親はよくきょうだい同士でも比べます。ただ比べるだけでなく、比べながら叱ってしまうことがあります。例えば、「お兄ちゃんはダメだね。妹を見習いなさい」「なんであなたはこんなこともできないの? お姉ちゃんはちゃんとできたよ」などです。
こういう言い方は子どもにとって本当に嫌なものです。親としては、「同じきょうだいなのになんでこの子はできないの?」という思いもありますし、比べて叱ることで発憤させようという意図もあります。でも、これでやる気が出る子などいません。それどころか、深刻な弊害がたくさんあります。
比べて叱られた子は「どうせ自分なんかダメだよ」と感じて、自分に自信が持てなくなります。言い換えると、自己肯定感が持てなくなるということであり、これが続けばやがては自己否定感に凝り固まってしまうことになります。
さらには、「僕はダメな子だと思われているんだ。
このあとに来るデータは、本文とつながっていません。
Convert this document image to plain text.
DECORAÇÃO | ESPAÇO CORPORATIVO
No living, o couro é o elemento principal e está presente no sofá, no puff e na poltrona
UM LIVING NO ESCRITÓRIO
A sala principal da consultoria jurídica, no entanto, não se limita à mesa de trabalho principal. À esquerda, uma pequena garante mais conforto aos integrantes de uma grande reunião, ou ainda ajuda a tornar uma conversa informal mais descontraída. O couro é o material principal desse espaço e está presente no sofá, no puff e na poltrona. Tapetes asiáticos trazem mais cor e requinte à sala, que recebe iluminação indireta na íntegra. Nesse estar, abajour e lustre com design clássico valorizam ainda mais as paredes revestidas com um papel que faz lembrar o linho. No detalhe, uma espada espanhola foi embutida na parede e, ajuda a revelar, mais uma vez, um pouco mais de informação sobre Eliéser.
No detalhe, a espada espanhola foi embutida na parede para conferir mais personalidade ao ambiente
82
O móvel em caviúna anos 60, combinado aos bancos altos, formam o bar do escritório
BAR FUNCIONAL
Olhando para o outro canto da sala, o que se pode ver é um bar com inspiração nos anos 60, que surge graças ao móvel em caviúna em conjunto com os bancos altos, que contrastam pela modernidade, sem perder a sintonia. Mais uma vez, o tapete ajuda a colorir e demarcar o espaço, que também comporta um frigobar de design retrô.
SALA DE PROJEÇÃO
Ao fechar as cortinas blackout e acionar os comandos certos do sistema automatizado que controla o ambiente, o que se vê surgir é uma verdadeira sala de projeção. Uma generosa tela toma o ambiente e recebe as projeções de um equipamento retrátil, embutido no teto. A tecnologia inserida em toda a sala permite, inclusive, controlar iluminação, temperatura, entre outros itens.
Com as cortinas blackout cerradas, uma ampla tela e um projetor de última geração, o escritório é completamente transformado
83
お父さんもお母さんも僕なんかより妹のほうが好きなんだ。僕のことなんかどうでもいいんだ」と感じてしまう可能性もあります。このように親の愛情を疑う気持ち、つまり愛情不足感を持つようになってしまうと、子どもは必要以上に反抗的になってしまいます。
また、比べられた相手を恨む気持ちも出てくるので、きょうだい仲にも影響します。それが生涯にわたって続くきょうだいの不仲につながることもありえます。実際に、親の不公平のせいできょうだいの仲が悪くなった例はあちこちにあります。きょうだいの仲をよくしてあげることは、親が残す最大の財産というべきものであり、そういう意味でもきょうだいを比べて叱るのは絶対にやめるべきです。
思春期以降、兄と口をきかない事態に
30代の公務員Sさんは、まさにこれに当てはまります。彼は2人兄弟の次男として育ちました。Sさんの兄は勉強も運動もよくできて、積極的かつ社交的でリーダーシップもあり、一家の期待の星だったそうです。それに対して、弟のSさんは勉強も運動もごく普通で、性格は引っ込み思案でした。それで、何かにつけできる兄と比較され続けました。Sさんは図工が好きで成績もよかったのですが、それで褒められたことはありませんでした。
授業参観の後では、「お兄ちゃんはいっぱい発表してたよ。なんでお前は発表できないんだろうね」と言われ、運動会のときは「お兄ちゃんは一番なのに……。お前ももっと頑張らなきゃダメだよ」と言われました。万事こんな調子でしたので、Sさんは兄のことを疎ましく思うようになりました。そして、思春期以降はほとんど口をきいていないそうです。
念のために言えば、比べて褒めるのもよくありません。例えば、「お兄ちゃんはだらしがないけど、弟のあなたはしっかりしてるね」などです。こういうことを言われると、相手をさげすむ気持ちが出てくる可能性があります。あるいは、物事をより深く考えられる子なら、「自分がいない所では自分のことを悪く言われているかも」と思う子もいるでしょう。いずれにしても、兄弟を比べるのはよくないのです。
次に、親はわが子を自分が子どもの頃と比べます。私の経験ですと、とくに、生活習慣がしっかりしている人、律儀で真面目な人、整理整頓が上手な人、物事を要領よくテキパキできる人、決められたことができる人、などはこの傾向があります。というのも、これらの人たちは子どもの頃からできていたので、無意識のうちに「できて当然」と思い込んでいるからです。